Se l’esempio di Alessio aveva agito mellifluamente in modo da avviare la collettività verso il vuoto morale ed aveva completato l’opera con il favore e il concorso dell’esodo di gran parte della popolazione (2), l’intelligente Lucifero trovò un ambiente frastornato e favorevole alla manipolazione dei gìovanetti ruspanti: favorito pure dall’ottundimento, causato a costoro dai forti sbalzi di temperatura avvertiti nell’attraversamento dei vari strati della stratosfera: li piegò ad una forma di nichilismo (deteriore, così fu recepito da giovani impreparati) il cui imperativo era “distruggere tutto”. Veramente l’indole dei discepoli era pacifica (proprio come il Maestro prima che decadesse dallo stato angelico) e nei confronti dei simili furono innocui, confusi quando nascosero la malcelata ostilità repressa sotto un manto, a volte, addirittura di generosità. Insomma Lucifero, il quale in fondo era stato “portatore di luce”, non se l’era sentita di avvelenare gli allievi; i quali però, divenuti adulti e applicando gli insegnamenti maldigeriti, sfogarono la rabbia sul paese natìo. Ed ora quel gruppo di case che avrebbe potuto attirare l’interesse di ambientalisti, archeologi e Studiosi per il paesaggio in cui è affogato, per le memorie ignorate e soprattutto per il famoso Santuario (il cui titolare, San Domenico (3), ha pure il patronato contro la rabbia!) ancora imbracato dal sisma del 2009, quel gruppo di case restaurate ed in parte vuote giace come Minosse avvolto dalla sua coda a forma di serpe.

Note
(1) In verità ad inaugurarla fu il figlio Ferdinando II di Borbone-Napoli.

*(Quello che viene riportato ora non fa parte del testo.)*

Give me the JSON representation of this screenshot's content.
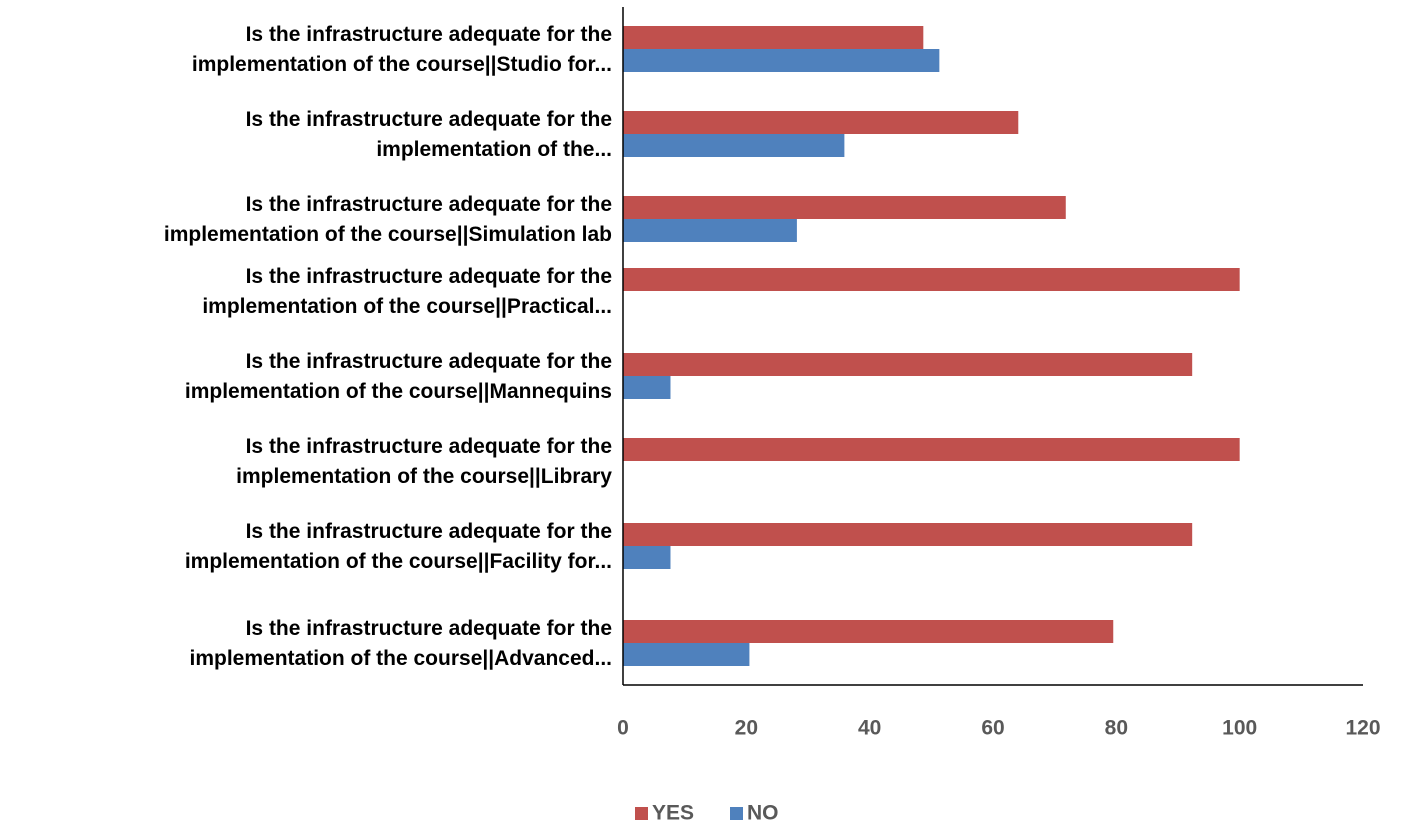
{
  "chart_data": {
    "type": "bar",
    "orientation": "horizontal",
    "categories": [
      [
        "Is the infrastructure adequate for the",
        "implementation of the course||Studio for..."
      ],
      [
        "Is the infrastructure adequate for the",
        "implementation of the..."
      ],
      [
        "Is the infrastructure adequate for the",
        "implementation of the course||Simulation lab"
      ],
      [
        "Is the infrastructure adequate for the",
        "implementation of the course||Practical..."
      ],
      [
        "Is the infrastructure adequate for the",
        "implementation of the course||Mannequins"
      ],
      [
        "Is the infrastructure adequate for the",
        "implementation of the course||Library"
      ],
      [
        "Is the infrastructure adequate for the",
        "implementation of the course||Facility for..."
      ],
      [
        "Is the infrastructure adequate for the",
        "implementation of the course||Advanced..."
      ]
    ],
    "series": [
      {
        "name": "YES",
        "color": "#c0504d",
        "values": [
          48.7,
          64.1,
          71.8,
          100,
          92.3,
          100,
          92.3,
          79.5
        ]
      },
      {
        "name": "NO",
        "color": "#4f81bd",
        "values": [
          51.3,
          35.9,
          28.2,
          0,
          7.7,
          0,
          7.7,
          20.5
        ]
      }
    ],
    "xlim": [
      0,
      120
    ],
    "xticks": [
      "0",
      "20",
      "40",
      "60",
      "80",
      "100",
      "120"
    ],
    "title": "",
    "xlabel": "",
    "ylabel": "",
    "grid": false,
    "legend": "bottom"
  }
}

(2) Veramente molti laboriosi contadini, erano già ben disposti all’emigrazione dopo l’avvento massiccio dell’economia industriale.
(3) Oltretutto il suo altare ebbe l’indulgenza plenaria “in perpetuum” nel 1824 dal Pontefice Leone XII: se San Domenico fosse costretto a trovare casa altrove, i nati a Cocullo che ora lo snobbano si pentiranno e, contriti, gli andranno a chiedere perdono per gli errori commessi.